O ESTADÃO - 17/04
Se não há dúvidas de que o setor elétrico do País vive um de seus momentos mais intensos, há total divergência nas análises sobre seu presente e futuro. Algumas, muito negativas, focam mais nos efeitos colaterais das recentes mudanças no setor, agravados pela situação dos reservatórios das hidrelétricas, do que em seus resultados permanentes. Outras análises, natural e inevitavelmente, têm a marca de pressões políticas e econômicas.
Nesse contexto, é importante olhar para a metade meio cheia do copo - ou, por analogia, dos reservatórios - e reconhecer o avanço histórico que tivemos em questões estruturais e conceituais. E, com isso, aperfeiçoar o que for necessário e perseverar na direção positiva apontada, como a desoneração da energia do custo de políticas públicas, o aperfeiçoamento de seu sinal de preço e o tratamento das concessões em favor dos consumidores.
Um caso particular que exemplifica o momento é a discussão sobre a Agência Nacional de Energia Elétrica (Aneel), que é um pilar de sustentação da confiança de investidores, agentes e consumidores. Também aqui há os saudosistas de um passado que não viveram e os que, focados no copo meio vazio, não percebem um processo que tem, no somatório de seus passos, fortalecido a agência. Confirmando essa tendência estão as revisões tarifárias das distribuidoras de energia, que vêm promovendo ganhos estruturais e permanentes para os consumidores. Mas, ao mesmo tempo, esses processos reconhecem as condições de cada empresa e situações em que é preciso preservar o interesse das concessionárias - afastando teses de que poderia haver uma agenda oculta de redução das tarifas como um fim em si mesma.
Outro ponto especialmente emblemático foi uma recente decisão sobre alterar ou não a sazonalização de garantias físicas (direito de venda de cada gerador associado à capacidade de produção de energia), tema que passou quase despercebido da sociedade em geral em razão de sua monumental complexidade. Nesse caso, a Aneel decidiu pelo reconhecimento dos prazos impostos pela Lei n.º 12.783, de 2013. Ou seja, manteve a aplicação das regras e reafirmou sua independência, mesmo quando os resultados, olhados, talvez, de forma pontual, possam desgostar a alguns.
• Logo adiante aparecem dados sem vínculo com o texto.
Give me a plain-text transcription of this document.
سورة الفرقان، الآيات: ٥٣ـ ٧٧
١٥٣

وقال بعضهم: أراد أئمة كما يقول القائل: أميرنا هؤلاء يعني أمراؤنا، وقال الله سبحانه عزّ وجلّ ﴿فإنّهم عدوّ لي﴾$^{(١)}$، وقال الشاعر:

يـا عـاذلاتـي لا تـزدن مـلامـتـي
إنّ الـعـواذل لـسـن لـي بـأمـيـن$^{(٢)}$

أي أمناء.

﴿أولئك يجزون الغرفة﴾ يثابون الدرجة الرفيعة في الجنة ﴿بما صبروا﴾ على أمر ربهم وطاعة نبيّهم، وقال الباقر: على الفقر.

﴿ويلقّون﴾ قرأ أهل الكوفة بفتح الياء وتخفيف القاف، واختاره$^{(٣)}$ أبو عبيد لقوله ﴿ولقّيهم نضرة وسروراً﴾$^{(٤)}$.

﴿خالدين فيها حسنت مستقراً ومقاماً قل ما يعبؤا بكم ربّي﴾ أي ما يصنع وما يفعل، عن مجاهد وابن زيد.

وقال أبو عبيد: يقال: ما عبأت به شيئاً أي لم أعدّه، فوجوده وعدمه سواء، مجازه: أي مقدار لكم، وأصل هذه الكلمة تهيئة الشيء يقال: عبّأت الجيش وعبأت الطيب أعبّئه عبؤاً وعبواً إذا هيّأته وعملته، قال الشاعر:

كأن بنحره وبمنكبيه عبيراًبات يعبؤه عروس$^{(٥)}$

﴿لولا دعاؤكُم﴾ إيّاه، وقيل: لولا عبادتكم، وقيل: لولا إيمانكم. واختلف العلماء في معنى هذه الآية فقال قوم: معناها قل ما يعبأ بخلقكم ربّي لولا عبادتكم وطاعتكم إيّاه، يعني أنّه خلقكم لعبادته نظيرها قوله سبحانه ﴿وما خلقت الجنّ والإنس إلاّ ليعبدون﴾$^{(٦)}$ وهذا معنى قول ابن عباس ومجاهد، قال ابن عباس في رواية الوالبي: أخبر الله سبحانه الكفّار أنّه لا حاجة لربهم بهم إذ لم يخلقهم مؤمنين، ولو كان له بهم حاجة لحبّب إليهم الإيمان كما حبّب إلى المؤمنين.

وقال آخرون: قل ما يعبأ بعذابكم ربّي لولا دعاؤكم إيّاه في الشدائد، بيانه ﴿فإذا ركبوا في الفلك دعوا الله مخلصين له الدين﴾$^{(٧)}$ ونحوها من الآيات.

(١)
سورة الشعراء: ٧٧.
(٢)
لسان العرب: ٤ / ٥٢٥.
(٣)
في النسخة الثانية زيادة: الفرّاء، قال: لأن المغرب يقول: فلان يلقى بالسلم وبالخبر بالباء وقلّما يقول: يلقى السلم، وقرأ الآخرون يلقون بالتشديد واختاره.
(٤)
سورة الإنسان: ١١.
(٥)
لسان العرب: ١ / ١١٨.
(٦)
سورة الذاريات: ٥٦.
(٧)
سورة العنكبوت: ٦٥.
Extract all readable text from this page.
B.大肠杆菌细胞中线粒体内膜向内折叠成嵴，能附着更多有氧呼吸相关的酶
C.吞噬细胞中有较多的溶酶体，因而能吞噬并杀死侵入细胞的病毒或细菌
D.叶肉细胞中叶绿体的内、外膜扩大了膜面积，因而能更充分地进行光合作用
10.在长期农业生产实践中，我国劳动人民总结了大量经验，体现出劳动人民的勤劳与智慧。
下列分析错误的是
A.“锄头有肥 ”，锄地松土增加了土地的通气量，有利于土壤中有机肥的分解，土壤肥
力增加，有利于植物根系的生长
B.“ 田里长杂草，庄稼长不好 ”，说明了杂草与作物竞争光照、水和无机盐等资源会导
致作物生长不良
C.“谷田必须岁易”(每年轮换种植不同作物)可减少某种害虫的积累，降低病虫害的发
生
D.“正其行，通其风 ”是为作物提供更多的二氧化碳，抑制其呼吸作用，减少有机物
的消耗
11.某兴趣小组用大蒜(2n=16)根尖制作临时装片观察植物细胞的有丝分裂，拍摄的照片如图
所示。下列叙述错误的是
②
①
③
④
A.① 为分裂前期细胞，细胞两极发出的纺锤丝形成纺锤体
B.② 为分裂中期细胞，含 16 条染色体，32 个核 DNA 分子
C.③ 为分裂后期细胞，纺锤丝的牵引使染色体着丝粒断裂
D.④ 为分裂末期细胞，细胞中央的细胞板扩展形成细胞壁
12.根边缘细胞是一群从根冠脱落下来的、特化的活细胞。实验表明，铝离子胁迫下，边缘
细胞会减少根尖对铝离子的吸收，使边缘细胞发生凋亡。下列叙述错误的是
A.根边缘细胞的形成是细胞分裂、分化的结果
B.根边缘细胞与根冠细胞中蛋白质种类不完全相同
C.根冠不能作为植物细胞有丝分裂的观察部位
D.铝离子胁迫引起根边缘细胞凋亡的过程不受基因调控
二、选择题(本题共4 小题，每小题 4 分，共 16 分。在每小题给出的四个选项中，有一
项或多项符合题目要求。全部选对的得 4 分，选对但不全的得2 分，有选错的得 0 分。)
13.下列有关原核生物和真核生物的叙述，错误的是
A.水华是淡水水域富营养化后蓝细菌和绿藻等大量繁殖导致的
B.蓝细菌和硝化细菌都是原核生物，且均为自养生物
Com isso, a agência se provou justamente naquilo que é a essência de sua atuação: promover a estabilidade das regras e proteger o setor da tentação de intervenções continuadas a partir de julgamentos subjetivos e raciocínios fáceis, mas sem respaldo regulatório.
Nos passos que levaram à decisão final, ficou evidente a importância dos processos decisórios da Aneel: públicos, com manifestações dos interessados, posicionamentos técnicos da procuradoria e superintendências do regulador e debate transparente de ideias com respeito às visões diferentes, em reuniões tão abertas que são transmitidas ao vivo pela internet.
Reconhecer os avanços da Aneel e perseverar no seu fortalecimento é um raro ponto de convergência de um setor marcado por destrutiva dispersão e desarticulação de interesses. E é prioridade, particularmente quando toda a sua diretoria pode ser integralmente substituída em pouco mais de um ano. É preciso preservar um quadro de diretores que reúna a diversidade de vivências, visões e conhecimentos necessários e assegurar-lhes que possam atuar com independência e condições atrativas de trabalho, inclusive remuneratórias.
O setor precisa reconhecer que a energia passou a ter como foco a competitividade do País, e não os problemas de sua cadeia produtiva. A convergência em torno do fortalecimento da agência deve ser a base da discussão dos aperfeiçoamentos necessários. Sob o ponto de vista da grande indústria, essa agenda precisa produzir resultados mais fortes que reflitam uma política de promoção da competitividade, o que inclui a continuidade do processo de desoneração e o acesso - hoje negado - dos grandes consumidores à energia das concessões que vencem e à expansão competitiva do parque gerador brasileiro.